Provide Opportunities for Solitude
In today’s world of constant, instant connection, students are rarely given the opportunity to spend time in solitude with Jesus. Most of the time, they don’t even know what that means, or why it is important.
We have done this is by creating a prayer room in our youth area. Our youth room is one large, open area, so we had to get creative about where to put it. Our solution was to use a pop up canopy and cover the outside with sheets to create a “room”. We added rugs, sheer fabric, christmas lights, lanterns, large pillows and bean bags to create a prayerful environment. Our prayer room is open before and after worship every Sunday night for students to use. Whatever way you decide on, providing them an opportunity for quiet Jesus time is essential.
Incorporate Traditional Elements
Sometimes we try to shy away from traditional worship elements in youth ministry for fear that the students will find them boring. I have found that many students crave more traditional ways of worshipping, since it is something not frequently offered to them.
We have been working on ways to incorporate traditional prayers and creeds, with a modern twist, into our youth worship experiences. We used the stations of the cross from the United Methodist Book of Worship to create an interactive Easter prayer journey. We turned each station into a stop on an interactive prayer walk that we set up around our gym. Students were able to walk through the story of Christ’s sacrifice and experience his love and grace at each stop. Each station included a hands on component, a personal prayer component and a reflection item to take home. It was one of the most powerful Easter celebrations we have had for our teens. I encourage you to find ways to incorporate tradition into your youth ministry. You won’t regret it.
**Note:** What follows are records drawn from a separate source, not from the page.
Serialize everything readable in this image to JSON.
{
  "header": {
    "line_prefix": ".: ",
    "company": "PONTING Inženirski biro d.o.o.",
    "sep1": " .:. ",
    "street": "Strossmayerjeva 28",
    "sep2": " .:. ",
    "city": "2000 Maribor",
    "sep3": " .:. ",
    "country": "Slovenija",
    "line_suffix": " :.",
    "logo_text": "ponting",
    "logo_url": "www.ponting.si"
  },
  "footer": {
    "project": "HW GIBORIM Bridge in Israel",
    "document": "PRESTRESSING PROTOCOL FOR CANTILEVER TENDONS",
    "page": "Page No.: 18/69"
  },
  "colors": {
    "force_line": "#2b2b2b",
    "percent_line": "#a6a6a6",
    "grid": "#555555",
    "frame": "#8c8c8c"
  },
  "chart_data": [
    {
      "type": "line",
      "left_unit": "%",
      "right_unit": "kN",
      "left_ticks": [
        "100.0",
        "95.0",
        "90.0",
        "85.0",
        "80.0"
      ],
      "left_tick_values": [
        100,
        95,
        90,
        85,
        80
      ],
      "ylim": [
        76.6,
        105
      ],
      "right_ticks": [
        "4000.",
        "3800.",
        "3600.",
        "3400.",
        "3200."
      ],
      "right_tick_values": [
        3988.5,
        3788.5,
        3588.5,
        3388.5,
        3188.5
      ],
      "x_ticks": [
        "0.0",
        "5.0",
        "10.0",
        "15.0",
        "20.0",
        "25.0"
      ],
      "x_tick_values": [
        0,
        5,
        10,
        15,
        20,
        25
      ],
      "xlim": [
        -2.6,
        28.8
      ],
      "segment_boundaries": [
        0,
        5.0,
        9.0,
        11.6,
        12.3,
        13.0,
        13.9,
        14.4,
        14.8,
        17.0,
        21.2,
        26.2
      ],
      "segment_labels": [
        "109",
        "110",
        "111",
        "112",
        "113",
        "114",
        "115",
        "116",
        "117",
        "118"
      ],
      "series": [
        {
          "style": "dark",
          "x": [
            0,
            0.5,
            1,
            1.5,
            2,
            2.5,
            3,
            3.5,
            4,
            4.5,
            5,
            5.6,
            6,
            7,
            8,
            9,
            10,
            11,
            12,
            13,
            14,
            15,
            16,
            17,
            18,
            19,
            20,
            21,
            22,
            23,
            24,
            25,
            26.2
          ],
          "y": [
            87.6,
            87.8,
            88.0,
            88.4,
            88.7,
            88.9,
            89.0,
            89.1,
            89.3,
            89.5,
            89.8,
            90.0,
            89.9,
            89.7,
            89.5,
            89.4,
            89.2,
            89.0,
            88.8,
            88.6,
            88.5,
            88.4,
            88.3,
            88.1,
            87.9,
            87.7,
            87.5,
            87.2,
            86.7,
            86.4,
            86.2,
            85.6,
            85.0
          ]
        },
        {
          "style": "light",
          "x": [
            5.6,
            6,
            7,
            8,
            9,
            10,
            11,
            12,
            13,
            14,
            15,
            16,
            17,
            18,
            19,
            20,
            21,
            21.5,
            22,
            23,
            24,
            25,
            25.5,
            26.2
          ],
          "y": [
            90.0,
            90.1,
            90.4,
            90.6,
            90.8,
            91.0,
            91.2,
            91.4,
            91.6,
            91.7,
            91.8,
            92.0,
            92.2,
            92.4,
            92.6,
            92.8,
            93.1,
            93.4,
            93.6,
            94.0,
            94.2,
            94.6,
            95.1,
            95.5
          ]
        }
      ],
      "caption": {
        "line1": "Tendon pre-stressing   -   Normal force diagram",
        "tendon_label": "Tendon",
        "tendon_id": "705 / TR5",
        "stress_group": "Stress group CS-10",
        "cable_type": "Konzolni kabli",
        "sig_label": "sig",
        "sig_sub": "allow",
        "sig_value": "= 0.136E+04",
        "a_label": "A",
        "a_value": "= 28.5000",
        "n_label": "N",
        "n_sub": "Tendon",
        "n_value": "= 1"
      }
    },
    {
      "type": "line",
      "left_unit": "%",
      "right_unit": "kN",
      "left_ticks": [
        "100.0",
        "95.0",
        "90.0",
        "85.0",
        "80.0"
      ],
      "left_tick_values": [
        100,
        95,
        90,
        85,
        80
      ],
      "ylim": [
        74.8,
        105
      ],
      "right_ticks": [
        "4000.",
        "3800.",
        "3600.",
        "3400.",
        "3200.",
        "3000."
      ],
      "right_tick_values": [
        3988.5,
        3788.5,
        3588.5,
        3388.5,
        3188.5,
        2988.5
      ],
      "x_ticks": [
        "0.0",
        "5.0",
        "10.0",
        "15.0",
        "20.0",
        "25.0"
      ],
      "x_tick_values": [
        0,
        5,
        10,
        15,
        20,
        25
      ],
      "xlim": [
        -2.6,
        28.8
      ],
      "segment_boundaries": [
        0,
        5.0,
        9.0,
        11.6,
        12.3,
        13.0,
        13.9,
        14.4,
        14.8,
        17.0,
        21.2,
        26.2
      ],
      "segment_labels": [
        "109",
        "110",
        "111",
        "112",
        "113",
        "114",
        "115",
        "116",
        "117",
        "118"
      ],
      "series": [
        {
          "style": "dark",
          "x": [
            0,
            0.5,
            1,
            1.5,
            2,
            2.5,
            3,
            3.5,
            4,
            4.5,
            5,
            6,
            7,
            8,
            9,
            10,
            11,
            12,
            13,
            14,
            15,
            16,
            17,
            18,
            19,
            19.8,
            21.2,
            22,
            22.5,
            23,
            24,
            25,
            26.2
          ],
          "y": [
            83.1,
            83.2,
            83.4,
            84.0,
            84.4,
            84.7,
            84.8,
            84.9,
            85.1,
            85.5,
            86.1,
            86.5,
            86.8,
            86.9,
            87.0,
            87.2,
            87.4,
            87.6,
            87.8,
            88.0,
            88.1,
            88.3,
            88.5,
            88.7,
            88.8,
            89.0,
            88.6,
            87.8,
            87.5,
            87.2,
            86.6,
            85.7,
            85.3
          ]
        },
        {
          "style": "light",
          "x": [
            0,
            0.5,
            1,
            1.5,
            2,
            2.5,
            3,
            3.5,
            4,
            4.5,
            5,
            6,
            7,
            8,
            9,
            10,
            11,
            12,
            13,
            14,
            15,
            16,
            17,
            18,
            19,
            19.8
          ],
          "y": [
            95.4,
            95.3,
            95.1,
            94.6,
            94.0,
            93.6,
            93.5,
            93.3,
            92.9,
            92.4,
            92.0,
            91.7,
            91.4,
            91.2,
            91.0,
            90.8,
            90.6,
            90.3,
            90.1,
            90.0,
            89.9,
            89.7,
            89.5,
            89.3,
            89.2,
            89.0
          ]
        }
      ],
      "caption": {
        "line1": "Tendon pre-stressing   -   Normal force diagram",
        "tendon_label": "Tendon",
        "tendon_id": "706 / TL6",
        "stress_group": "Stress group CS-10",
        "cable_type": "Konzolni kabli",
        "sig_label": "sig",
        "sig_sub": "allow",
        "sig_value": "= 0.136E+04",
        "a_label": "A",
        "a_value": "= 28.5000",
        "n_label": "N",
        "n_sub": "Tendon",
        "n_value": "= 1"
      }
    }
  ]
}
Give Them Opportunities to Pray for Each Other
We found that our students desired to lift each other up in prayer and began to seek ways to make that happen. We tried a variety of things, including sharing concerns during worship, which totally freaked our students out. After trial and error, we finally settled on a prayer board in our room where students can post prayer concerns and other students can read the concerns and pray for them. Finding ways to encourage your students to pray for one another not only improves their prayer lives, but it also brings them closer together as a group.
I firmly believe that students who are connected to God through prayer will experience his power, love and grace in life changing, world changing ways. If you seek to see the face of your student ministry change, and the face of your community changed as a result, it begins and ends with prayer, and not just yours.